Posts made in April, 2012

Back to Goals

Posted by on Apr 30, 2012 in General | 9 comments

My fabulous Master Immersion Class is done, vacations are over, it’s time to get serious.

Meaning, put down achievable and quantifiable goals on paper and aim for a finish line.  Notice I didn’t say the finish line, but a finish line.  Goals are infinite and full of finish lines.  I just need to pick which one to go for and google map my route.

FIRST, THE SCHEDULE

To determine my end goal, aka finish line, I have to know the time I’ll have in the next few weeks.  I have a tendency to list daily goals that take three days to complete.  Listing daily goals is good, setting myself up for failure is not.  So it’s important to know what amount of time I can dedicate to my goal.

Writing is as important to me as my health.  I’ve invested a lot in both priorities and sometimes I feel like they are stepping on each other toes.  When I visit my doctor, I lose two hours of driving.  While I’m in town, I’ll go to stores I don’t have close to my home, stores like Whole Foods.  So usually, on doctor days, I don’t plan any writing.

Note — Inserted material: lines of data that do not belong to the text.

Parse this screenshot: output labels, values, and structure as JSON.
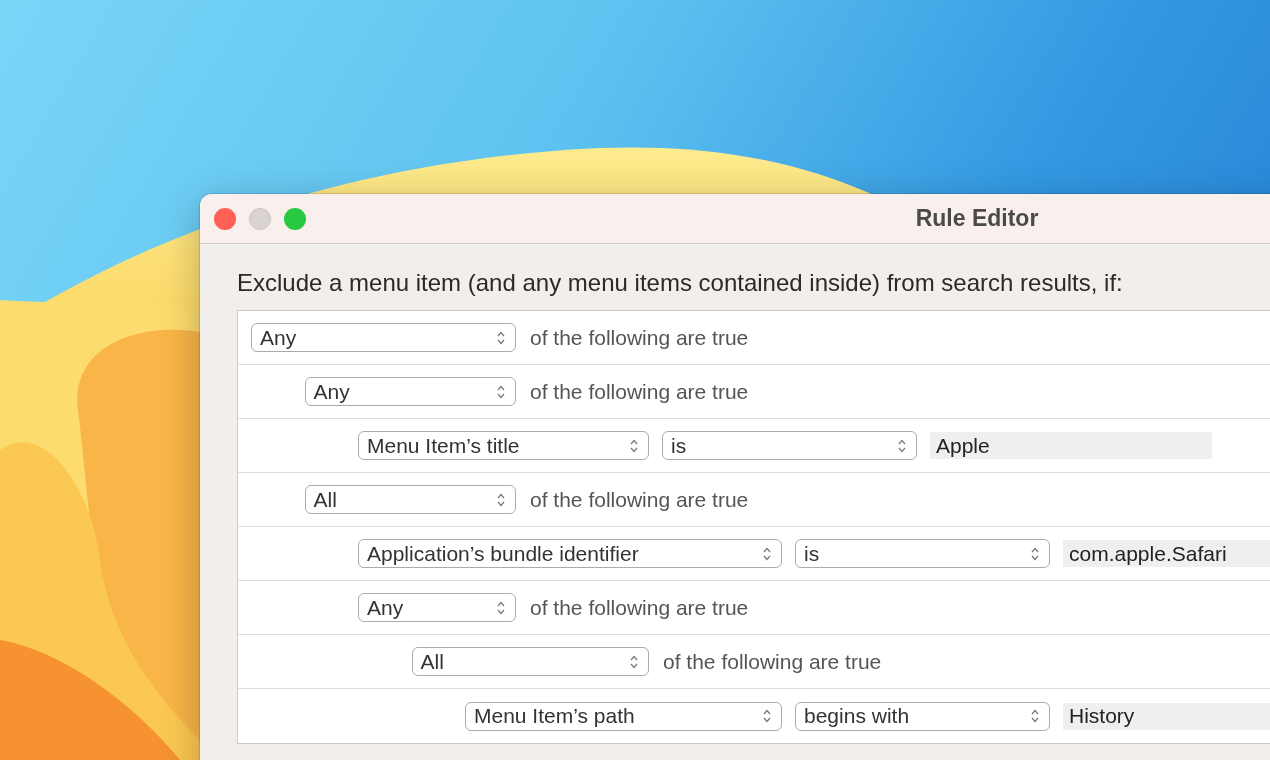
{
  "window": {
    "title": "Rule Editor",
    "buttons": [
      {
        "kind": "close",
        "disabled": false
      },
      {
        "kind": "minimize",
        "disabled": true
      },
      {
        "kind": "zoom",
        "disabled": false
      }
    ]
  },
  "description": "Exclude a menu item (and any menu items contained inside) from search results, if:",
  "rules": [
    {
      "kind": "group",
      "match": "Any",
      "suffix": "of the following are true",
      "children": [
        {
          "kind": "group",
          "match": "Any",
          "suffix": "of the following are true",
          "children": [
            {
              "kind": "condition",
              "attribute": "Menu Item’s title",
              "operator": "is",
              "value": "Apple"
            }
          ]
        },
        {
          "kind": "group",
          "match": "All",
          "suffix": "of the following are true",
          "children": [
            {
              "kind": "condition",
              "attribute": "Application’s bundle identifier",
              "operator": "is",
              "value": "com.apple.Safari"
            },
            {
              "kind": "group",
              "match": "Any",
              "suffix": "of the following are true",
              "children": [
                {
                  "kind": "group",
                  "match": "All",
                  "suffix": "of the following are true",
                  "children": [
                    {
                      "kind": "condition",
                      "attribute": "Menu Item’s path",
                      "operator": "begins with",
                      "value": "History"
                    }
                  ]
                }
              ]
            }
          ]
        }
      ]
    }
  ]
}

I also play tennis, which I consider part of my health regimen.  Tennis is fun, social and cardio.  A tennis match usually lasts two hours.  Once I’m on the courts, I can play longer with willing partners.  Last week, on Wednesday, I put in six hours of tennis and burned a whooping 3200 calories.  My body hated me the next day, but it was the jumpstart I needed when I got back from vacation.  I had to burn off all those virgin, half-sugar mojitos.

I’m currently doing the Elimination Diet and I’m at the stage where I reintroduce new food.  When the food agrees with me, all’s fine.  When it doesn’t, I’m down for the count for three days, while it gets eliminated from my body.  That can also take away from my writing time.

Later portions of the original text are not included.